Interpreting dispersion of glm.nb First, I have read this post, this post and this post. All have very useful information. I have three other more specific questions.
I have estimated a negative binomial model using the glm.nb function of MASS and discovered the following parameters
Theta: 9.0487, S.E: 0.444


*

*Is it correct to assume that dispersion parameter has a standard deviation of 20.38?

*Does this value correspond to the Poisson overdispersion that is corrected by the negative binomial model or is my model still overdispersed?

*Joseph Hilbe states in his book that R's glm.nb function employs an inverted relationship of the dispersion parameter, theta. Thus a Poisson model results when theta approaches infinity. Suppose now that my second glm.nb model had estimates of Theta: 19.0487, S.E: 0.444. Would this model be less overdispersed than the first model?

 A: *

*Standard error is the standard deviation of an estimate of a parameter (see eg Wikipedia). So the standard deviation of the estimate $\hat\theta$ of the dispersion parameter $\theta$ is $0.444$. The ratio of an estimate to its standard error $\hat\theta/SE(\hat\theta)=20.38$ is often used as a test statistic for the null-hypothesis $\theta=0$. A large value here suggests that this null-hypothesis would probably be rejected. However, 


*

*as you noted, $\theta\rightarrow\infty$ corresponds to no overdispersion, so testing $\theta=0$ is not very meaningful

*your third link discusses that testing for overdispersion has to be done carefully, especially in the context of the negative binomial distribution as the null-hypothesis is at the edge of the parameter space (whatever way it is parameterized).


*The function fits a negative binomial distribution, and $\theta$ is one of its parameters. The negative binomial distribution is always overdispersed compared to the Poisson distribution (unless $\theta=\infty$). Since by modifying $\theta$ for a fixed $\mu$ the negative binomial distribution can achieve any variance ($Var(NB) = \mu +\frac{\mu^2}{\theta}$), there is no such thing as "overdispersion relative to the negative binomial distribution". Of course, it is possible that the negative binomial does not provide a good fit to the data, but the concept of overdispersion does not apply.

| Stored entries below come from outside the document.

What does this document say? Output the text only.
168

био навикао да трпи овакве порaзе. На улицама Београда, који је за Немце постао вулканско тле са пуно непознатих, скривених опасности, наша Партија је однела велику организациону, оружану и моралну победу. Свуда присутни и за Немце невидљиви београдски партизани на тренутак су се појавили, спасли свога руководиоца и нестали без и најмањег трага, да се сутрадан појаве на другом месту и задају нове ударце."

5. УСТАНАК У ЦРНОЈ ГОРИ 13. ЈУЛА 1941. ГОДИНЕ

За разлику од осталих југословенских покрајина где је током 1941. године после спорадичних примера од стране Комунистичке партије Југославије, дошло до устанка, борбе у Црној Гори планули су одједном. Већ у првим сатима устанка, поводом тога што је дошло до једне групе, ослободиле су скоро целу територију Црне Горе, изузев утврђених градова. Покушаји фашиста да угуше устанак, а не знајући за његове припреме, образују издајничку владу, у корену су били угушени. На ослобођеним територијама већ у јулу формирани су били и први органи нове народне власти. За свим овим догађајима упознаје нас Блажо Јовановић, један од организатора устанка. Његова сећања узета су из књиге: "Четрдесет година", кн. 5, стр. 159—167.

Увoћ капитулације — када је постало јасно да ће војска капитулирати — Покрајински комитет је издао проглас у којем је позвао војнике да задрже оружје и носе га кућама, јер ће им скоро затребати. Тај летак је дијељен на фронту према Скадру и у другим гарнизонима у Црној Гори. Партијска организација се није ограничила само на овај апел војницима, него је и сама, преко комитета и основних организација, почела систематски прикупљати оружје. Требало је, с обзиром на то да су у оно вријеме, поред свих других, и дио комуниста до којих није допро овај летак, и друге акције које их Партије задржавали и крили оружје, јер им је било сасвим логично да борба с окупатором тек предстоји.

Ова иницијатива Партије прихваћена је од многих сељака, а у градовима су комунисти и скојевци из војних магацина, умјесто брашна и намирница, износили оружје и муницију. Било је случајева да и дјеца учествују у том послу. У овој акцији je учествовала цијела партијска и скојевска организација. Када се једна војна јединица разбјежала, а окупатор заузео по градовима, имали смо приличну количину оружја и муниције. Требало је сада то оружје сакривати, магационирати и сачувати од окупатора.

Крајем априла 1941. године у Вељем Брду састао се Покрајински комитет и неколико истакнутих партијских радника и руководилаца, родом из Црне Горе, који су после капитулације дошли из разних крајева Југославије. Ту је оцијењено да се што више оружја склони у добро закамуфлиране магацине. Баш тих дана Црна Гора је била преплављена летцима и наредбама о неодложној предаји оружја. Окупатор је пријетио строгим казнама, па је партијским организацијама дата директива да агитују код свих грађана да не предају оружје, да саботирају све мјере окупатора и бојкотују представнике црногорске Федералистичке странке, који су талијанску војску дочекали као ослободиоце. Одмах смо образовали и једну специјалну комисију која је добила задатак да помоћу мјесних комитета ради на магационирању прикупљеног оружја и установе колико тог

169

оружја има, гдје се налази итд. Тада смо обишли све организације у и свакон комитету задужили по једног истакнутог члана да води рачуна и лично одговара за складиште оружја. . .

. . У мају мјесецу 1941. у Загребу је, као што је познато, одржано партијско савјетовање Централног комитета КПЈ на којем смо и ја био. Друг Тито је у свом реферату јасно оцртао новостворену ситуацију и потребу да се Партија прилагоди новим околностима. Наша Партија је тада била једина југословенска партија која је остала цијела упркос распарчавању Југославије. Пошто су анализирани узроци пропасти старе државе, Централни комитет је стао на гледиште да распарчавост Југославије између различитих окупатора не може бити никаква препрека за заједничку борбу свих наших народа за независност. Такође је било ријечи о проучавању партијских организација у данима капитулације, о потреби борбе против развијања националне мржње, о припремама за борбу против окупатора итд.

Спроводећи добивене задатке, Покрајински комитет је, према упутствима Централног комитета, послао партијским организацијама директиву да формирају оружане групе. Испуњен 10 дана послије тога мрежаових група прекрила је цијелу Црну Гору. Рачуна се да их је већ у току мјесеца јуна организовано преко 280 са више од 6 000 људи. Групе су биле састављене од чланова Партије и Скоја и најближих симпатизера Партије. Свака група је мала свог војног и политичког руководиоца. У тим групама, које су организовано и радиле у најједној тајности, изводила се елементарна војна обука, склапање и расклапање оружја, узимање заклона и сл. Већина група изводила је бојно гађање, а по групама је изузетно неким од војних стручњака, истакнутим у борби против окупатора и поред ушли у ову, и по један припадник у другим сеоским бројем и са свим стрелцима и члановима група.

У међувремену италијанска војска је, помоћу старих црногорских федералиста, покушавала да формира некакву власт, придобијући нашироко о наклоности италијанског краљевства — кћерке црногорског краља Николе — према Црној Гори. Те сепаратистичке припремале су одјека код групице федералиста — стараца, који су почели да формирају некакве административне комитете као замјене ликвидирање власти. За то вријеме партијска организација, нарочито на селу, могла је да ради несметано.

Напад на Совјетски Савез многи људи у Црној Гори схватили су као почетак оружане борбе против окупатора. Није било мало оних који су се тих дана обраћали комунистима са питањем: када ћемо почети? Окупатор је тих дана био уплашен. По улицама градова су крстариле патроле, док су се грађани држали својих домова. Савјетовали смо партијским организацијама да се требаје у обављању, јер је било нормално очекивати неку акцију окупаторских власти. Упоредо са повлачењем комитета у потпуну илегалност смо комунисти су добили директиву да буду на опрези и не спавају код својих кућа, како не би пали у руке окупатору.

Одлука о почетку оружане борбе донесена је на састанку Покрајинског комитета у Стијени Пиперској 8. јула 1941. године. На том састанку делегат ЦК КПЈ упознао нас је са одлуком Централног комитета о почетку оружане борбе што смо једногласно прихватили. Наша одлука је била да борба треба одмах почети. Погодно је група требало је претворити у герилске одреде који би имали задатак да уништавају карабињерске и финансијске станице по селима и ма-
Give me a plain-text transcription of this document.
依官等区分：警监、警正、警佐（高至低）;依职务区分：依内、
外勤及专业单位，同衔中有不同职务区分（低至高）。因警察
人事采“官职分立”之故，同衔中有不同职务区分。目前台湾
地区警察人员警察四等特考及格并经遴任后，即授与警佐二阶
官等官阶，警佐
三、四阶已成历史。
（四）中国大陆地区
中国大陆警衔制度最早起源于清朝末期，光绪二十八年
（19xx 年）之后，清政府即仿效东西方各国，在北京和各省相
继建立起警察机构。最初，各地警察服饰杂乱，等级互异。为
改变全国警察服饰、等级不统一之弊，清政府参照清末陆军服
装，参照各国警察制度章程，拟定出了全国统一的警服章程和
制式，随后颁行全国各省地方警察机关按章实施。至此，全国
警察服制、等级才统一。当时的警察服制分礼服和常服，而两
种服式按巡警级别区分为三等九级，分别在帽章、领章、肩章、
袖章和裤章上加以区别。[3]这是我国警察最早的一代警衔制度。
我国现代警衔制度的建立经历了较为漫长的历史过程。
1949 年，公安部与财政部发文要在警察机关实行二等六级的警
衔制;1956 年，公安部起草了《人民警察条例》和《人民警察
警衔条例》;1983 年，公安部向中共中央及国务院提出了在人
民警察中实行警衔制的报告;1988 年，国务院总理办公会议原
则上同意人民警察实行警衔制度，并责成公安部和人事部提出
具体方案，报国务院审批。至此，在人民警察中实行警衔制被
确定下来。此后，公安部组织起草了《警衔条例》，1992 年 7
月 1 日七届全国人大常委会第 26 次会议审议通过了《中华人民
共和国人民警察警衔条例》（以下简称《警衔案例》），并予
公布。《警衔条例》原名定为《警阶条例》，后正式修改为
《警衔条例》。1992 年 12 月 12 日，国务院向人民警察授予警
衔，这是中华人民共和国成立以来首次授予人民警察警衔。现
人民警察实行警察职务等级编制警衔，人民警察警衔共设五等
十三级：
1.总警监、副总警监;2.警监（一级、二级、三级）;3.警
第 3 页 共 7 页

*If the means are the same, then yes, if you have a larger $\theta$, then that model is less overdispersed compared to the Poisson distribution. If you change $\mu$ as well, then you have to think about quantifying overdispersion. For the Poisson distribution $E(X)=Var(X)$, but do you want to quantify deviations as $Var(X)/E(X)$? or $Var(X)-E(X)$? or some other way? Your question will have different answers for different ways to quantify overdispersion.